Core plugins wherein a fork of a merged plugin was being used

A bit late to the game here, but in regard to the migration of popular plugins to core discourse, what does one do if one was using a modified fork of a plugin that was merged?

For reference Set up Discord notifications with the discourse-chat-integration plugin - #71 by skatefriday I had added the ability to pipe flagged posts into Discord as it is important for moderators to immediately get notification that a user flagged a post and Discord is the lowest latency communication medium for this.

The existing discourse chat integration plugin in did not, and still does not, have this feature.

A while back, another member of my team, updated our discourse server and upon noticing that the plugin was now natively bundled with Discourse, because the build failed on update, he simply removed the clone of my fork.

And now I’ve noticed that my feature is gone.

So what’s the best practice for when a self hosted setup was using a modified plugin to restore the features of the modified plugin?

4 לייקים

The best thing to do is write a plugin that overrides the plugin.

Another thing to do is in the line before you clone your fork, you “rm - rf” the merged plugin.

So do just that in your new plugin rather than forking the main one. There spoilt be a hook to do that.

3 לייקים

Write a completely new plugin? That seems excessive.

This is probably the answer.

I don’t really understand this at all. I wanted the functionality of the existing plugin with the addition of being able to tell it to pipe to flagged posts into the chat client, in my case Discord. Are you suggesting again that I write, from scratch, a completely new plugin that duplicates much of the functionality of the existing plugin and adds the new feature that I wanted? Again, seems excessive.

To a certain degree you can replace/extend logic in existing classes. This might be an option to extend the bundled plugin. You would write a new plugin which just add the modified logic. Using module prepend.

enabled_site_setting :myoverridingplugin_enabled

module ::MyOverridingPlugin
	PLUGIN_NAME = "my-overriding-plugin"

	class Engine < ::Rails::Engine
		engine_name MyOverridingPlugin::PLUGIN_NAME
		isolate_namespace MyOverridingPlugin
	end

	module SomeClassOverrides
		def overriding_method(foo, bar)
			if foo == "something"
				# do something custom
			else
				# this will call the original logic
				super(f00, bar)
			end
		end
	end
end

after_initialize do
	SomeClass.prepend(MyOverridingPlugin::SomeClassOverrides)
end

I used this constructor to limit some controllers under certain conditions.

לייק 1

I feel you, and I have found this as one of the most impactful technical complications of the “bundling plugins with core” as well. We had a few forked plugins and it was very complicated to get them to work without removing the bundled plugin.

I don’t think Jay is suggesting that. A plugin can also override very specific parts of another plugin.

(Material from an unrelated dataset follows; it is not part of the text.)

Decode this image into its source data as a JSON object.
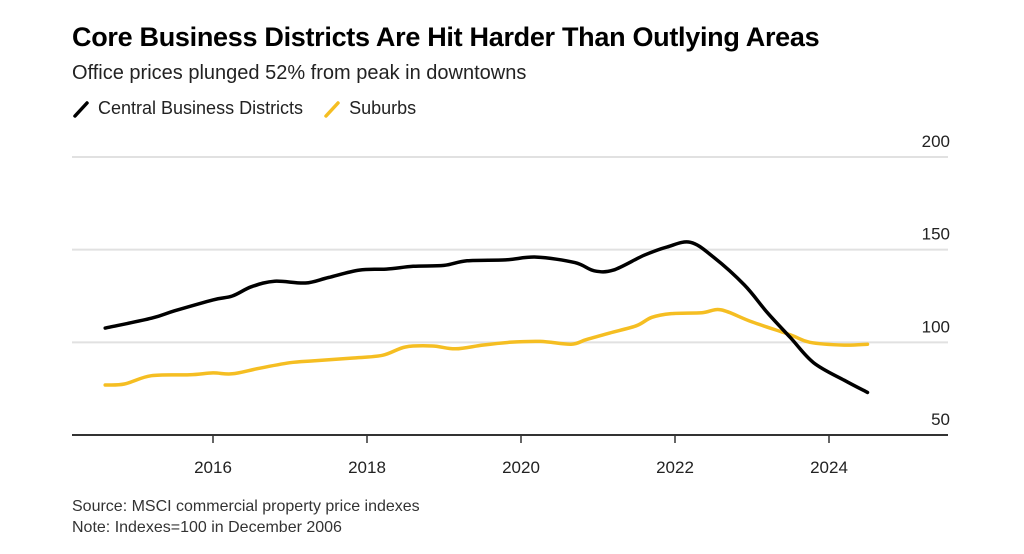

The best approach would be to convince the team that your code is worth being merged into the official plugin. That will work if your modification is generic or flexible enough. I see you already have made a fork and your changes/additions are pretty clean. Maybe the hardcoded “Flagged” string could be in a translation file and if you make :flagged default to false then you don’t have to modify the original event handler with an extra parameter but apart from that, it looks worthy. If I were you I would bring it up to date, open a PR and discuss this in the plugin topic.

If that route fails, you could simply build a plugin that overrides those three functions that you changed, and adds the on(:reviewable_created) handler.

לייק 1

The point of plugins is so that you don’t have to fork discourse. It’s not excessive, it’s why plugins exist.

No. Your plugin will simply add the new feature to send flagged posts to discord, and call the existing code to do it. It’s probably ten lines of code and won’t require you to merge upstream changes into your plugin.